24th Sunday Ordinary Time – Go. Behind Me. Satan.
The tone we hear in Jesus’ rebuke of Peter can open for each of us the mystery of our lives. Is Jesus raging? Does Jesus blame & shame? Did Jesus drop-kick Peter to the ditch? What’s the tone and attitude you hear? Loving? Bored? Frustrated? Whatever.
It could reveal the inner critic that lurks in the shadows of our lives. “You idiot! Stupid! What the…! ” Recognize that voice?
Let’s step back to get perspective on this saying by looking at the Greek, satanas. First off, here is the immediate context of the word Jesus gave to Peter:
Mark 8:33 But turning and looking at his disciples, he rebuked Peter and said, “Get behind me, Satan! For you are setting your mind not on divine things but on human things.”
Mark uses the term, “Satan,” to refer to anyone who opposes Jesus’ mission in this world or who tempts him, tests him to forsake his Way, the Way of Wisdom. Therefore, Jesus acknowledges Peter publicly as his Tempter.
Mark also uses the Greek, opiso mou, “behind me,” to indicate the rightful place of any and all disciples. Peter was getting out in front of Jesus to teach him. “No, no, no NO! Peter, you are merely a student here. And this is your teachable moment. Take up your rightful place and I will show you the Way to Life to call you from the way your are on, the Way of Folly.” Amazing.
Finally, Mark uses the verb, “hupago,” “to go,” to send Peter on mission! Jesus did not merely put him in his place. Instead, he gave him his mission to learn. He had already sent the Twelve out to teach. Now he sends Peter and all on mission to be taught. Notice:
Mark 1:43–45 After sternly warning him he sent him away at once, saying to him, “See that you say nothing to anyone; but go, show yourself to the priest, and offer for your cleansing what Moses commanded, as a testimony to them.”
Mark 2:10–12 But so that you may know that the Son of Man has authority on earth to forgive sins”—he said to the paralytic—“I say to you, stand up, take your mat and go to your home.” And he stood up, and immediately took the mat and went out before all of them…
Mark 5:18f As he was getting into the boat, the man who had been possessed by demons begged him that he might be with him. But Jesus refused, and said to him, “Go home to your friends, and tell them how much the Lord has done for you, and what mercy he has shown you.”
Mark 6:37f But he answered them, “You give them something to eat.” They said to him, “Are we to go and buy two hundred denarii worth of bread, and give it to them to eat?” And he said to them, “How many loaves have you? Go and see.” When they had found out, they said, “Five, and two fish.”
Mark 7:28f But she answered him, “Sir, even the dogs under the table eat the children’s crumbs.” Then he said to her, “For saying that, you may go—the demon has left your daughter.”
Mark 10:21 Jesus, looking at him, loved him and said, “You lack one thing; go, sell what you own, and give the money to the poor, and you will have treasure in heaven; then come, follow me.” [Yikes!]
Mark 10:50–52 So throwing off his cloak, he sprang up and came to Jesus.

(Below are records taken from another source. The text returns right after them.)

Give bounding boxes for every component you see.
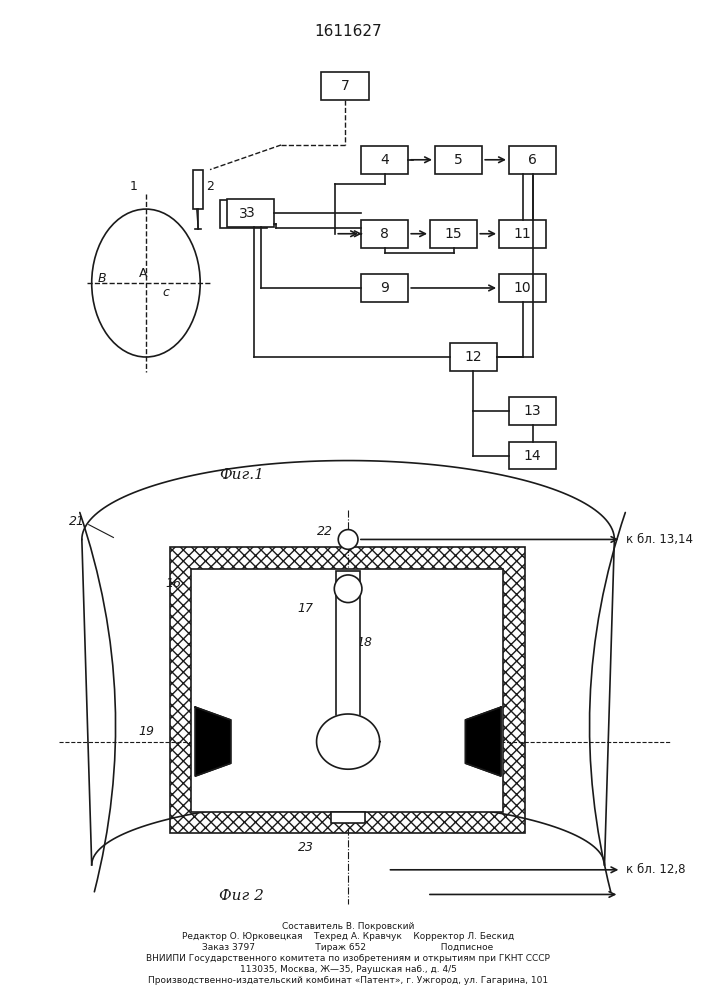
Text: 4: 4: [380, 153, 389, 167]
Bar: [509, 397, 556, 425]
Text: 19: 19: [211, 725, 227, 738]
Text: 8: 8: [380, 227, 389, 241]
Polygon shape: [195, 707, 230, 776]
Text: 1: 1: [129, 180, 137, 193]
Bar: [361, 274, 408, 302]
Text: 1611627: 1611627: [315, 24, 382, 39]
Ellipse shape: [92, 209, 200, 357]
Text: 21: 21: [69, 515, 85, 528]
Bar: [430, 220, 477, 248]
Text: 17: 17: [298, 602, 314, 615]
Text: 13: 13: [524, 404, 542, 418]
Text: 3: 3: [239, 207, 248, 221]
Bar: [361, 220, 408, 248]
Text: A: A: [139, 267, 147, 280]
Text: ВНИИПИ Государственного комитета по изобретениям и открытиям при ГКНТ СССР: ВНИИПИ Государственного комитета по изоб…: [146, 954, 550, 963]
Polygon shape: [465, 707, 501, 776]
Text: 3: 3: [246, 206, 255, 220]
Text: к бл. 12,8: к бл. 12,8: [626, 863, 686, 876]
Text: B: B: [98, 272, 106, 285]
Text: c: c: [162, 286, 169, 299]
Text: 18: 18: [357, 636, 373, 649]
Text: Производственно-издательский комбинат «Патент», г. Ужгород, ул. Гагарина, 101: Производственно-издательский комбинат «П…: [148, 976, 548, 985]
Circle shape: [334, 575, 362, 603]
Bar: [322, 72, 369, 100]
Circle shape: [338, 530, 358, 549]
Text: 7: 7: [341, 79, 349, 93]
Bar: [332, 812, 365, 823]
Bar: [193, 170, 203, 209]
Text: 2: 2: [206, 180, 214, 193]
Text: Редактор О. Юрковецкая    Техред А. Кравчук    Корректор Л. Бескид: Редактор О. Юрковецкая Техред А. Кравчук…: [182, 932, 514, 941]
Bar: [450, 343, 497, 371]
Bar: [227, 199, 274, 227]
Text: 9: 9: [380, 281, 389, 295]
Text: 23: 23: [298, 841, 314, 854]
Text: 15: 15: [445, 227, 462, 241]
Text: 11: 11: [514, 227, 532, 241]
Text: к бл. 13,14: к бл. 13,14: [626, 533, 693, 546]
Text: 22: 22: [317, 525, 334, 538]
Text: 5: 5: [454, 153, 463, 167]
Bar: [337, 571, 360, 722]
Bar: [361, 146, 408, 174]
Text: 14: 14: [524, 449, 542, 463]
Text: 20: 20: [342, 725, 358, 738]
Text: 10: 10: [514, 281, 532, 295]
Text: Составитель В. Покровский: Составитель В. Покровский: [282, 922, 414, 931]
Bar: [170, 547, 525, 833]
Bar: [499, 274, 547, 302]
Text: 19: 19: [138, 725, 154, 738]
Bar: [499, 220, 547, 248]
Text: 12: 12: [464, 350, 482, 364]
Bar: [192, 569, 503, 812]
Text: Заказ 3797                     Тираж 652                          Подписное: Заказ 3797 Тираж 652 Подписное: [202, 943, 493, 952]
Text: 113035, Москва, Ж—35, Раушская наб., д. 4/5: 113035, Москва, Ж—35, Раушская наб., д. …: [240, 965, 457, 974]
Text: Фиг.1: Фиг.1: [219, 468, 264, 482]
Text: 6: 6: [528, 153, 537, 167]
Bar: [220, 200, 267, 228]
Bar: [435, 146, 482, 174]
Text: Фиг 2: Фиг 2: [219, 889, 264, 903]
Text: 16: 16: [165, 577, 182, 590]
Bar: [509, 442, 556, 469]
Bar: [509, 146, 556, 174]
Polygon shape: [317, 714, 380, 769]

Then Jesus said to him, “What do you want me to do for you?” The blind man said to him, “My teacher, let me see again.” Jesus said to him, “Go; your faith has made you well.” Immediately he regained his sight and followed him on the way.
Mark 11:2 and said to them, “Go into the village ahead of you, and immediately as you enter it, you will find tied there a colt that has never been ridden; untie it and bring it.
Mark 14:13 So he sent two of his disciples, saying to them, “Go into the city, and a man carrying a jar of water will meet you; follow him…
Mark 14:19–21 They began to be distressed and to say to him one after another, “Surely, not I?” He said to them, “It is one of the twelve, one who is dipping bread into the bowl with me. For the Son of Man goes as it is written of him, but woe to that one by whom the Son of Man is betrayed! It would have been better for that one not to have been born.”
Mark 16:7 But go, tell his disciples and Peter that he is going ahead of you to Galilee; there you will see him, just as he told you.”
The 34th General Congregation of the Society of Jesus said something like this: A Jesuit is a sinner, beloved by God, and sent on mission.
Jesus does not throw us under the bus for sinning. We do that ourselves and usually miss the call to return to him as students-on-mission. What would it be like to listen for Jesus’ voice today in that very way?